Que pouvez-vous faire en tant qu’hôtelier ?
Il n’est pas facile de rivaliser avec la puissance financière de Booking, mais vous avez quelque chose qu’elle n’aura jamais : le contrôle de vos chambres (stock et prix), ainsi que la capacité à créer des relations uniques avec vos clients.
C’est là que vous pouvez faire la différence :
- Quittez Genius 2 ou 3 : avec la carte, Booking donne déjà accès direct à Genius 3. Rester dans ces programmes affaiblit encore plus votre canal direct. Si Genius 2 ou 3 n’était déjà pas recommandé, c’est encore moins le cas maintenant.
- Renforcez votre canal direct : proposez de meilleurs prix et conditions que sur Booking, surtout en haute saison, lorsque vous en avez le moins besoin.
- Faites sentir au client qu’il est spécial : tout ne se résume pas au prix. L’accueil humain, la flexibilité, une attention à l’arrivée… cela, aucune carte ne peut le donner.
- Créez un programme de fidélisation simple : pas besoin d’un “Marriott Bonvoy”. Une récompense claire et immédiate suffit : remise, meilleure condition de paiement ou d’annulation, réduction au restaurant, bar, spa ou autre service.
- Communiquez mieux : de nombreux hôtels offrent déjà des avantages pour la réservation directe, mais sans suffisamment de clarté. Mettez-le en avant sur votre site, vos emails et à la réception.
- Offrez des avantages locaux que Booking ne pourra jamais répliquer : expériences, gastronomie, activités sur place.
Conclusion
Booking continuera d’inventer de nouvelles initiatives pour croître. La vraie question est : qu’allez-vous faire, vous ? Car si vous ne bougez pas, d’autres le feront à votre place… et finiront par capter vos clients.

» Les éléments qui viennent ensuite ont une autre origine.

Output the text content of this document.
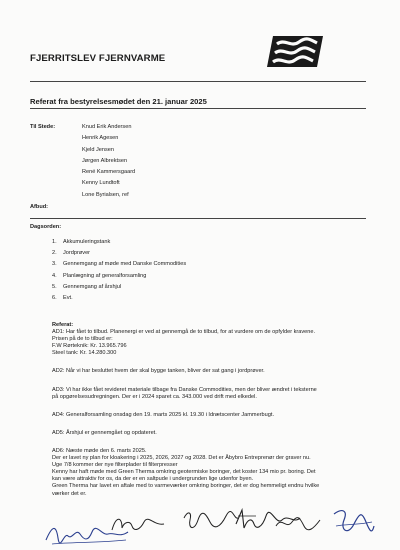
FJERRITSLEV FJERNVARME
Referat fra bestyrelsesmødet den 21. januar 2025
Til Stede:	Knud Erik Andersen
Henrik Agesen
Kjeld Jensen
Jørgen Albrektsen
René Kammersgaard
Kenny Lundtoft
Lone Byrialsen, ref
Afbud:
Dagsorden:
1.	Akkumuleringstank
2.	Jordprøver
3.	Gennemgang af møde med Danske Commodities
4.	Planlægning af generalforsamling
5.	Gennemgang af årshjul
6.	Evt.

Referat:

AD1: Har fået to tilbud. Planenergi er ved at gennemgå de to tilbud, for at vurdere om de opfylder kravene.

Prisen på de to tilbud er:

F.W Rørteknik: Kr. 13.965.796

Steel tank: Kr. 14.280.300

AD2: Når vi har besluttet hvem der skal bygge tanken, bliver der sat gang i jordprøver.

AD3: Vi har ikke fået revideret materiale tilbage fra Danske Commodities, men der bliver ændret i teksterne

på opgøreIsesudregningen. Der er i 2024 sparet ca. 343.000 ved drift med elkedel.

AD4: Generalforsamling onsdag den 19. marts 2025 kl. 19.30 i Idrætscenter Jammerbugt.

AD5: Årshjul er gennemgået og opdateret.

AD6: Næste møde den 6. marts 2025.

Der er lavet ny plan for kloakering i 2025, 2026, 2027 og 2028. Det er Åbybro Entreprenør der graver nu.

Uge 7/8 kommer der nye filterplader til filterpresser

Kenny har haft møde med Green Therma omkring geotermiske boringer, det koster 134 mio pr. boring. Det

kan være attraktiv for os, da der er en saltpude i undergrunden lige udenfor byen.

Green Therma har lavet en aftale med to varmeværker omkring boringer, det er dog hemmeligt endnu hvilke

værker det er.
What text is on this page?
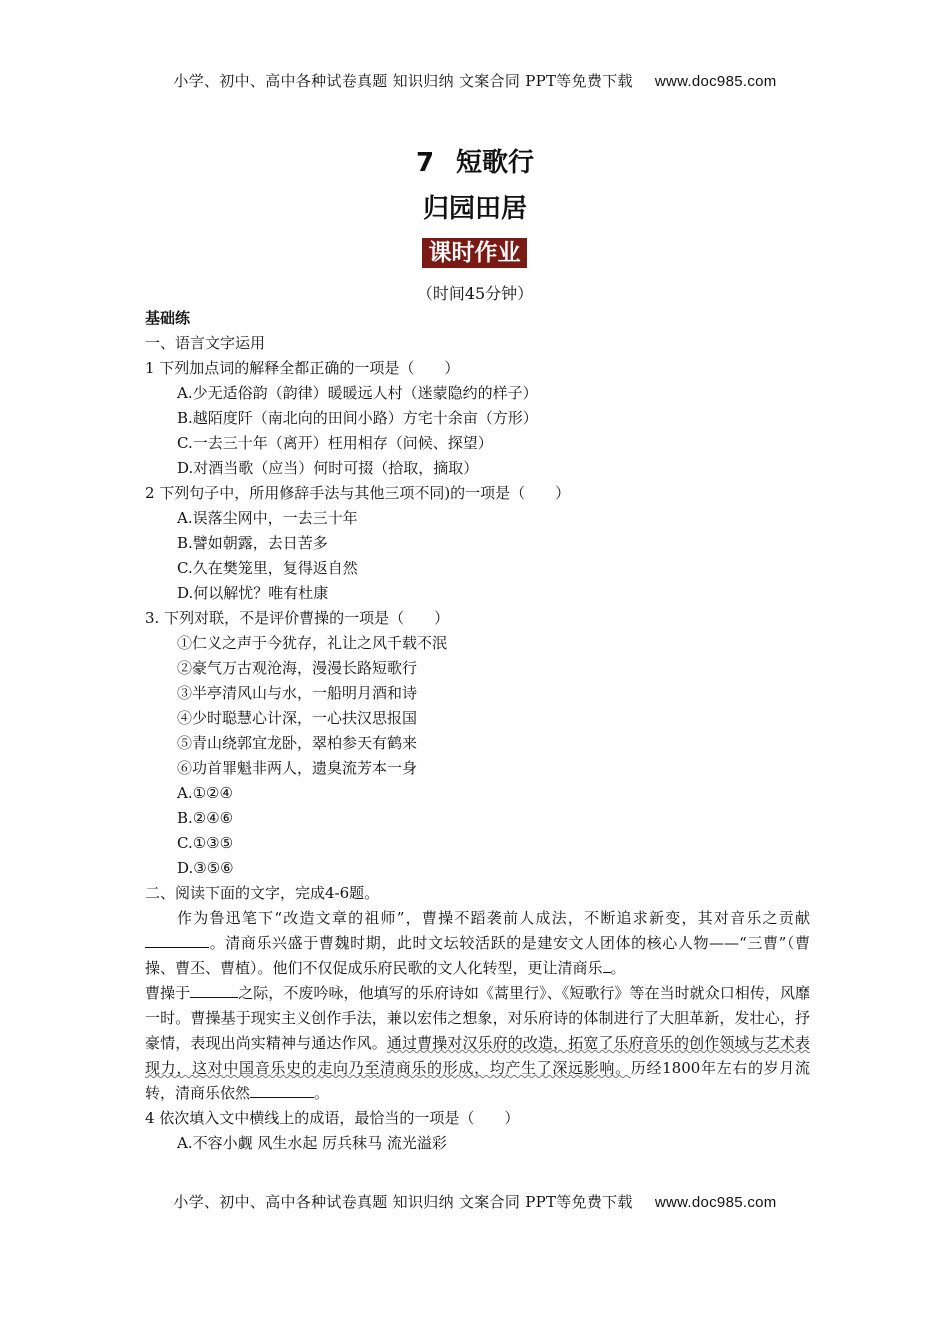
小学、初中、高中各种试卷真题 知识归纳 文案合同 PPT等免费下载 www.doc985.com
7 短歌行
归园田居
课时作业
（时间45分钟）
基础练
一、语言文字运用
1 下列加点词的解释全都正确的一项是（　　）
A.少无适俗韵（韵律）暖暖远人村（迷蒙隐约的样子）
B.越陌度阡（南北向的田间小路）方宅十余亩（方形）
C.一去三十年（离开）枉用相存（问候、探望）
D.对酒当歌（应当）何时可掇（拾取，摘取）
2 下列句子中，所用修辞手法与其他三项不同)的一项是（　　）
A.误落尘网中，一去三十年
B.譬如朝露，去日苦多
C.久在樊笼里，复得返自然
D.何以解忧？唯有杜康
3. 下列对联，不是评价曹操的一项是（　　）
①仁义之声于今犹存，礼让之风千载不泯
②豪气万古观沧海，漫漫长路短歌行
③半亭清风山与水，一船明月酒和诗
④少时聪慧心计深，一心扶汉思报国
⑤青山绕郭宜龙卧，翠柏参天有鹤来
⑥功首罪魁非两人，遗臭流芳本一身
A.①②④
B.②④⑥
C.①③⑤
D.③⑤⑥
二、阅读下面的文字，完成4-6题。
作为鲁迅笔下“改造文章的祖师”，曹操不蹈袭前人成法，不断追求新变，其对音乐之贡献。清商乐兴盛于曹魏时期，此时文坛较活跃的是建安文人团体的核心人物——“三曹”（曹操、曹丕、曹植）。他们不仅促成乐府民歌的文人化转型，更让清商乐 。
曹操于	之际，不废吟咏，他填写的乐府诗如《蒿里行》、《短歌行》等在当时就众口相传，风靡一时。曹操基于现实主义创作手法，兼以宏伟之想象，对乐府诗的体制进行了大胆革新，发壮心，抒豪情，表现出尚实精神与通达作风。通过曹操对汉乐府的改造，拓宽了乐府音乐的创作领域与艺术表现力，这对中国音乐史的走向乃至清商乐的形成，均产生了深远影响。历经1800年左右的岁月流转，清商乐依然	。
4 依次填入文中横线上的成语，最恰当的一项是（　　）
A.不容小觑 风生水起 厉兵秣马 流光溢彩
小学、初中、高中各种试卷真题 知识归纳 文案合同 PPT等免费下载 www.doc985.com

La bonne nouvelle, c’est que l’avenir reste entre les mains des hôteliers qui prennent des décisions courageuses. Si vous misez sur votre canal direct, si vous savez communiquer vos avantages et si vous construisez des relations authentiques avec vos clients, vous aurez toujours la meilleure position, indépendamment de ce que fera Booking.